Kolumne

Mit Gruss aus Schwamendingen

Von Salome Müller, Journalistin

«Unten in der Stadt» – das sagen die Schwamendingerinnen und Schwamendinger, wenn sie Zürich meinen. Das Stadtzentrum. Sie selbst gehören aber auch zur Stadt: Schwamendingen ist ein Quartier mit rund 30 000 Bewohnern, ein eigener Stadtzürcher Kreis, der zwölfte.

 

In die Stadt gehen – das kenne ich noch aus meiner Kindheit. Egal, wo man war in Glarus, ob im Kanton oder im Hauptort, immer hiess es, «ich gehe kurz in die Stadt», «ich habe ihn in der Stadt gesehen», «in der Stadt machen sie…».

 

In Zürich, der Stadt, reden sie anders.
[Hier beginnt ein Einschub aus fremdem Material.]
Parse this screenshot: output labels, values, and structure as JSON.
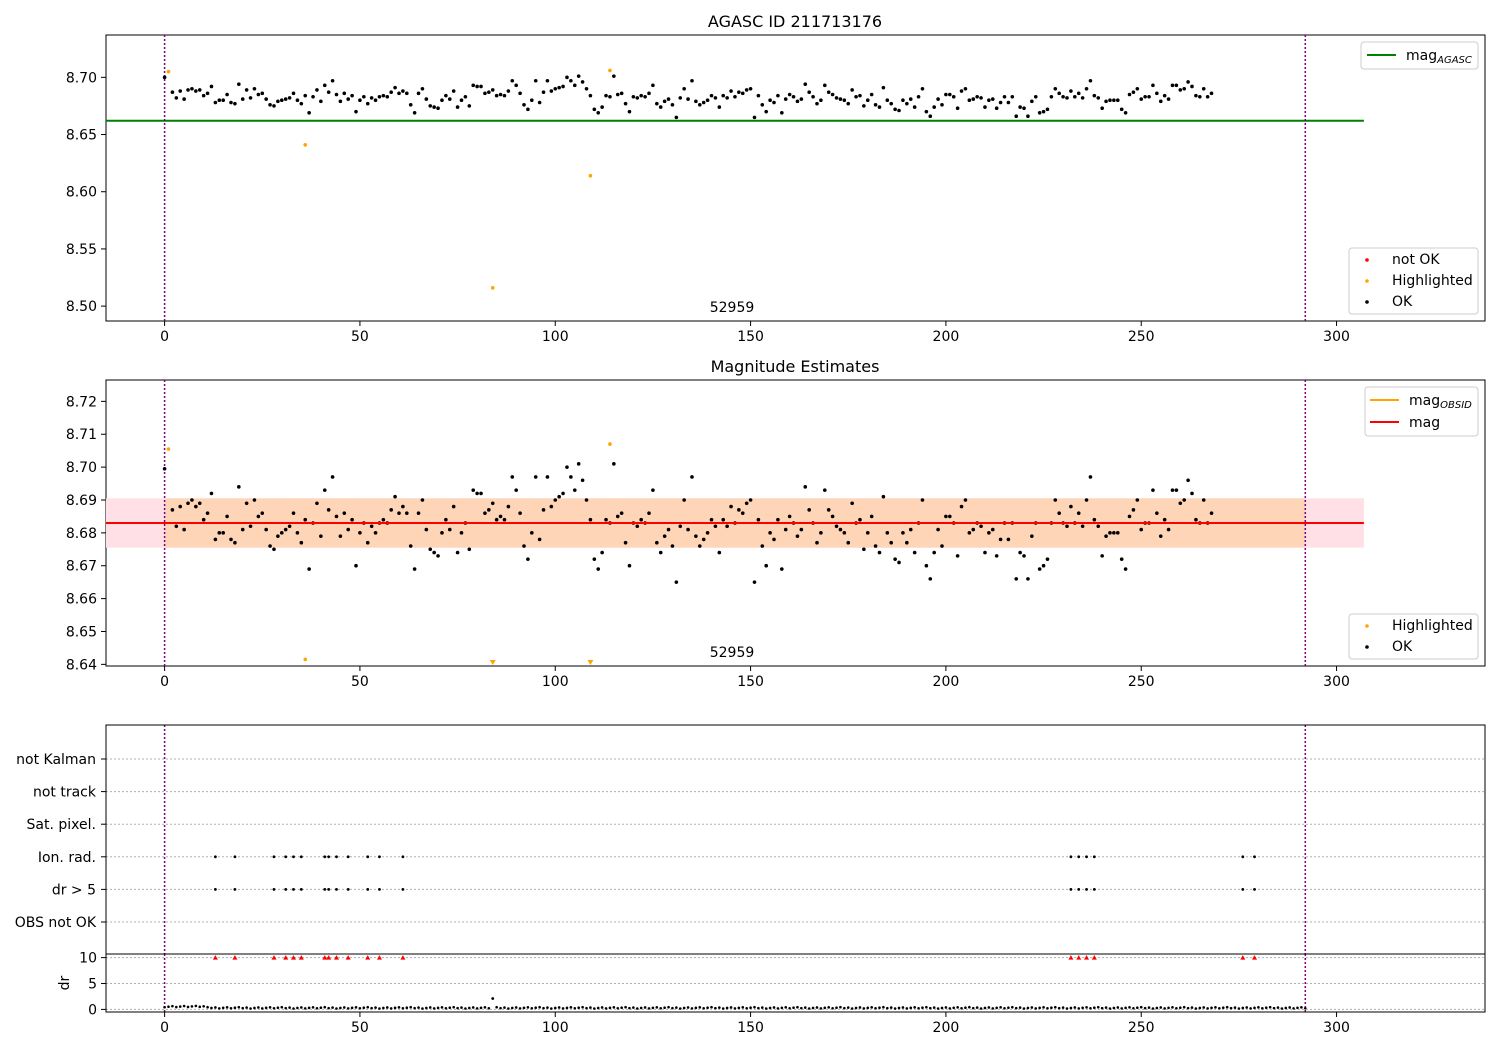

Wenn Zürcherinnen und Zürcher einander erklären, wo der neueste Pop-up-Store steht, wo sie jenes gute Restaurant besucht haben, oder wo eine Party auf einem neu besetzten Areal stattgefunden hat, dann nennen sie vielleicht den Kreis. Sicher die Strasse. Eine Kreuzung in der Nähe. Die Tramhaltestelle. Und automatisch klappt sich im Kopf der Zuhörerin eine Zürcher Stadtkarte auf. «In der Stadt» fällt nie, man ist es ja schon immer selbst. Man ist Teil dieser Stadt, und wer sich mit den Strassennamen auskennt, der ist es: daheim.

 

In Schwamendingen war ich kürzlich, weil ich darüber schreiben sollte, ob ich hierherziehen könnte. Wenn die Mieten in der Stadt weiter steigen, wenn ich mir keine Wohnung mehr leisten kann. Wenn nur noch die Peripherie erschwinglich ist für mich.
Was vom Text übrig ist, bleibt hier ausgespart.